In its third season, Zhukov Dance Theatre’s “Product 03” took to the stage with excellent performances of two contrasting premieres. The sharply focused and pure dance Shared and Divided was right on the mark; the loosely structured and conceptually problematic Cinematic, however, missed its target. Both works benefited from a fine group of performers, all of them with strong ballet training: Darren Devaney, Josh Haines, Allie Papazian, Sergio Junior Benvindo de Souza, Katja Bjorner, and Christopher Bordenave.
Considering that Yuri Zhukov’s was essentially a pick-up group—four of the six dancers were new, the others in their second year with the company—Zhukov managed to mold them into a cohesive ensemble, one that acknowledged each dancer’s individuality.
In 1989 Kirov Ballet soloist Zhukov was the first Russian dancer to officially emigrate in order to join San Francisco Ballet, where he danced for six years.
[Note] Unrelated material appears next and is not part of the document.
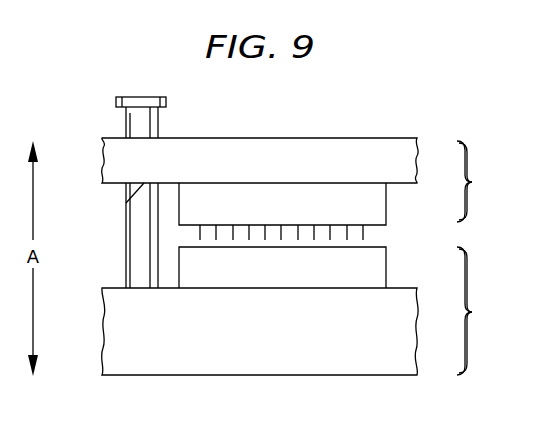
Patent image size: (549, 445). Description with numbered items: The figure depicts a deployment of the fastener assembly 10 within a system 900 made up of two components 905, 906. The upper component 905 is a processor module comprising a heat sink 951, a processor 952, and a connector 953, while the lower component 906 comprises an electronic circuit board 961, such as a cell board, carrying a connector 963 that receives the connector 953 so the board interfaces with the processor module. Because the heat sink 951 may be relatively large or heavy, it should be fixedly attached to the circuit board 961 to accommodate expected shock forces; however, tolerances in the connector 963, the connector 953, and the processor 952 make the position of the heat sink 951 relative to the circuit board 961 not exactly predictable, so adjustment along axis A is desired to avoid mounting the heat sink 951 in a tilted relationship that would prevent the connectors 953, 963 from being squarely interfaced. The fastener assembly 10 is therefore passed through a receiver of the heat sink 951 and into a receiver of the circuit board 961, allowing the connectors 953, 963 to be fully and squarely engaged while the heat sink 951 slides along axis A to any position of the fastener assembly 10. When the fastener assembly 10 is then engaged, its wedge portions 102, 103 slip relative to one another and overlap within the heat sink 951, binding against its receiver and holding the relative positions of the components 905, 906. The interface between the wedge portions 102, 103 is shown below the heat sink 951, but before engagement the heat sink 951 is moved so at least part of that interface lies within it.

A refined and elegant formalist, he joined the Royal Birmingham Ballet for a time and returned to San Francisco in 2003 to join the faculty of City Ballet School.
For the formally precise Shared, the dancers, recalling a tablao, sat on boxes around the stage’s perimeter. Devaney stepped into the center for an extended solo which laid out Zhukov’s premise: choreography in which extreme fluidity is checked by control. Together and alone the dancers picked up and varied motifs—drop-to-the-ground pliés, runs that turned into slides, curling arms in which energy flowed out the fingertips. Shared suggested a vibrantly pulsating sense of being. Yet for all the turbulence and apparent spontaneity, you could feel the shaping hand in every gesture. Bjorner’s adagio evolved into a contentious pas de deux with Bordenave. He later tried unsuccessfully to tame the volatile, petite Papazian. She looked liked the spirit of dance.
For Cinematic, Zhukov switched gears. Television has never seemed particularly dangerous territory. Here it was. Choosing a dance theater format, heavy on text though also rich with lively choreography, Zhukov pastiched together bits and pieces from sitcoms, soap operas, reality shows, dance competitions, high drama and crime stories. (There were no emergency rooms in sight.) The meandering chain of scenes redefined the word episodic. Cinematic’s climax was a hilariously choreographed shoot-out that went on forever. It had grown out of a spurned lover’s dreaming of shooting a rival.
The choreography probably could have been sharper but Zhukov’s challenge was to portray banality without being sucked into its mindlessness. He is not the first to fail at this conundrum. Cinematic needed a good dose of either wit or charm, preferably both.
Zhukov also designed the costumes and Cinematic’s superb white-on-black projections. He is clearly a multi-talented artist.